PyMC3/Arviz: CDF value from trace

I have a sample from PyMC3 and I'm trying to get a cumulative probability from it, e.g. P(X < 0). I currently use this:

trace = pymc3.sample(return_inferencedata=True)
prob_x_lt_zero = (trace.posterior.X < 0).sum() / trace.posterior.X.size

Is there a better way to do this, either with some helper function from Arviz or XArray?

I haven't found any .cdf() method or anything similar. It's weird that such basic functions are missing, but more advanced ones are there, such as trace.posterior.X.quantile().


I would recommend your original approach evaluating the condition and averaging (that is basically using the empirical cdf) instead of using the KDE.

There is no equivalent that I know of, probably also because there is no equivalent in numpy either (which has both quantile and percentile). There is one in scipy: scipy.stats.percentileofscore but I wouldn't recommend it either unless you are working with discrete data and need the kind argument to evaluate ties (i.e. would you care or notice any difference between using < or <=?).
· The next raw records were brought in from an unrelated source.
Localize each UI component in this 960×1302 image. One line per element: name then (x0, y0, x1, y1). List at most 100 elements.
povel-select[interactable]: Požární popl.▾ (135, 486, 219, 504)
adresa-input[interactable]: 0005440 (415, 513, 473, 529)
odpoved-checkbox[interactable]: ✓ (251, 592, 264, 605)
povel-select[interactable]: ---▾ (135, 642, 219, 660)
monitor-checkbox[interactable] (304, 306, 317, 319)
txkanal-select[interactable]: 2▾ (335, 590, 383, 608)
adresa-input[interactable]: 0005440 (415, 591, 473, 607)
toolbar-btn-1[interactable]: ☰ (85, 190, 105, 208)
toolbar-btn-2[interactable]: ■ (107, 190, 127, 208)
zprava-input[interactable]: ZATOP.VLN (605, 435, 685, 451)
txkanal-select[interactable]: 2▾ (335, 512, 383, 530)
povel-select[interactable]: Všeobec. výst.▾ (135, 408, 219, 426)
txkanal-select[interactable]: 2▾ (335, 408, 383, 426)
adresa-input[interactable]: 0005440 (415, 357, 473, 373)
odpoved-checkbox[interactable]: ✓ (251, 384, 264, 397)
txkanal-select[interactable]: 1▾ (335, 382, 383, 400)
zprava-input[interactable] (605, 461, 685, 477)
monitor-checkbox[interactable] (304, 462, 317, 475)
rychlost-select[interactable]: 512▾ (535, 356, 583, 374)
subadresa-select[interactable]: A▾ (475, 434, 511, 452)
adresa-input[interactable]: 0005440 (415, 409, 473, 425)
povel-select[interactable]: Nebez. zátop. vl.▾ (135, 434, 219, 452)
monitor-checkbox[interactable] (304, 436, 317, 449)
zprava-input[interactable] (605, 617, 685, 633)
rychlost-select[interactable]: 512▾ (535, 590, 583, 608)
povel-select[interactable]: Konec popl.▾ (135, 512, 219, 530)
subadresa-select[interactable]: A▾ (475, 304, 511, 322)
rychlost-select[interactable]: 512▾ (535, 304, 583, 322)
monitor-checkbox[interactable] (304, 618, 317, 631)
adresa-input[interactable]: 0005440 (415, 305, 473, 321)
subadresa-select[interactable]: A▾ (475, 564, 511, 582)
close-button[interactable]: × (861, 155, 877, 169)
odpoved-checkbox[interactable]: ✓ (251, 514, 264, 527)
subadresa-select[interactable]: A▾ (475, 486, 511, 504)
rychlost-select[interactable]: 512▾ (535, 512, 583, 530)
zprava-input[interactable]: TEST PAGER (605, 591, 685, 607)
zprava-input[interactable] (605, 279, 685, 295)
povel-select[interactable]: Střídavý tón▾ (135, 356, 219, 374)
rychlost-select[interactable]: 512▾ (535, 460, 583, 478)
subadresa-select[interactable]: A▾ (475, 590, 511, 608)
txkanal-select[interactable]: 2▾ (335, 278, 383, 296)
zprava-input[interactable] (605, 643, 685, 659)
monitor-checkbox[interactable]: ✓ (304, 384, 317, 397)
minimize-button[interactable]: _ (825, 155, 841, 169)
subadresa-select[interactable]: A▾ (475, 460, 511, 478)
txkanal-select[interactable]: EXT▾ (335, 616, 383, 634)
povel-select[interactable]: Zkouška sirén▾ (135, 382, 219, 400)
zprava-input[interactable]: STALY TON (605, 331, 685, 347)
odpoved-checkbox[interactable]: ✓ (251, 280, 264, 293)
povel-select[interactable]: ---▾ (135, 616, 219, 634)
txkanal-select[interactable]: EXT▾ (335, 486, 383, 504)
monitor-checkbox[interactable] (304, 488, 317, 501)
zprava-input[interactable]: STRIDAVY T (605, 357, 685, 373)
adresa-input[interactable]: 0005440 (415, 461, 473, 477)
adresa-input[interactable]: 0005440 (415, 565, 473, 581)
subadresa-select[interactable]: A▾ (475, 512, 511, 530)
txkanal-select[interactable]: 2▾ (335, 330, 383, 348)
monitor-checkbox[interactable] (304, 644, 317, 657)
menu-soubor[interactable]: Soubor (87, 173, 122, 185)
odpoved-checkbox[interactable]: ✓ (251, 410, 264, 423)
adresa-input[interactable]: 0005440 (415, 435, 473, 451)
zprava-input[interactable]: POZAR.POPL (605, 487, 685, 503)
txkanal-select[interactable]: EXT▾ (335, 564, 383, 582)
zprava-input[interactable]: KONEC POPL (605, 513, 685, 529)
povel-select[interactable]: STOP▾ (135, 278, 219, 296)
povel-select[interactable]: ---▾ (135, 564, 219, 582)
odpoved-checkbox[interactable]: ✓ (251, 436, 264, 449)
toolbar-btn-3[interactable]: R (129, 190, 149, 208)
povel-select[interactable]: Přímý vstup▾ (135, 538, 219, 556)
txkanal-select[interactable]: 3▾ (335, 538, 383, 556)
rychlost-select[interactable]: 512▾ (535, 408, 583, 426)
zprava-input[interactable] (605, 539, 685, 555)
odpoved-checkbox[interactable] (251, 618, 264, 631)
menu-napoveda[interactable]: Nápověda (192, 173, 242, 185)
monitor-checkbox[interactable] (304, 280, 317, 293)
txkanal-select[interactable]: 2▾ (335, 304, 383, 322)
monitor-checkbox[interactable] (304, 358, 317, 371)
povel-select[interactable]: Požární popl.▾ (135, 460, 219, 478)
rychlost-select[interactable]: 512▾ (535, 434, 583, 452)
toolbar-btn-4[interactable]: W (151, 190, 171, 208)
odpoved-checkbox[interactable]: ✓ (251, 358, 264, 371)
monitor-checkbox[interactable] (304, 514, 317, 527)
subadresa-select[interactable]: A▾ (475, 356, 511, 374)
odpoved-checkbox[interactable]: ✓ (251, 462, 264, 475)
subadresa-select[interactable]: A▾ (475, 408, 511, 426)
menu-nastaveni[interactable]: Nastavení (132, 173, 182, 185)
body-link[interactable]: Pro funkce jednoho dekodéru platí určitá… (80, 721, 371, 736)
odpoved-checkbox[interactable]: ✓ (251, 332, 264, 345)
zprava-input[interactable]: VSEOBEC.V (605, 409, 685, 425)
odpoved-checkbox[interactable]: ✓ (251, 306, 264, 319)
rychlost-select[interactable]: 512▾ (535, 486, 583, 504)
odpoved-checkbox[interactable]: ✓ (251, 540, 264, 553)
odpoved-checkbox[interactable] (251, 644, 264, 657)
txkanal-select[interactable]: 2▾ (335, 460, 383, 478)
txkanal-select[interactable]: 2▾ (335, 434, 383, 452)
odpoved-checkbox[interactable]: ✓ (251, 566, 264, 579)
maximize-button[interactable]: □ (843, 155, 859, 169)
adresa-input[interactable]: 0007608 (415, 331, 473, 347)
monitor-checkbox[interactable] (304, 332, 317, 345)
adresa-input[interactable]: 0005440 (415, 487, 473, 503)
This scipy function also takes only a scalar as value to evaluate the ecdf against.

My recommendation therefore is to stick with your method, but modify a bit the implementation, so it also works when evaluating multiple values at the same time and when not reducing all the dimensions:

import arviz; import xarray
x = xarray.DataArray([-.1, 0, .1])  # skip that if working with scalars
post = arviz.load_arviz_data("rugby").posterior
prob_x_lt_zero = (post.atts < x).mean(("chain", "draw"))

which returns the probabilities for each of the 3 values we are evaluating at all 6 teams.

<xarray.DataArray (team: 6, dim_0: 3)>
array([[0.    , 0.    , 0.0485],
       [0.347 , 0.975 , 1.    ],
       [0.    , 0.004 , 0.4245],
       [0.64  , 0.994 , 1.    ],
       [1.    , 1.    , 1.    ],
       [0.    , 0.    , 0.    ]])
Coordinates:
  * team     (team) object 'Wales' 'France' 'Ireland' ... 'Italy' 'England'
Dimensions without coordinates: dim_0

You could approximate the CDF with a kernel density estimate, but I am not convinced that this is better than your current approach:

import arviz
grid, pdf = arviz.kde(trace.posterior.X.values, cumulative=True)
idx = np.sum(grid < 0) - 1
prob_x_lt_zero = pdf[idx]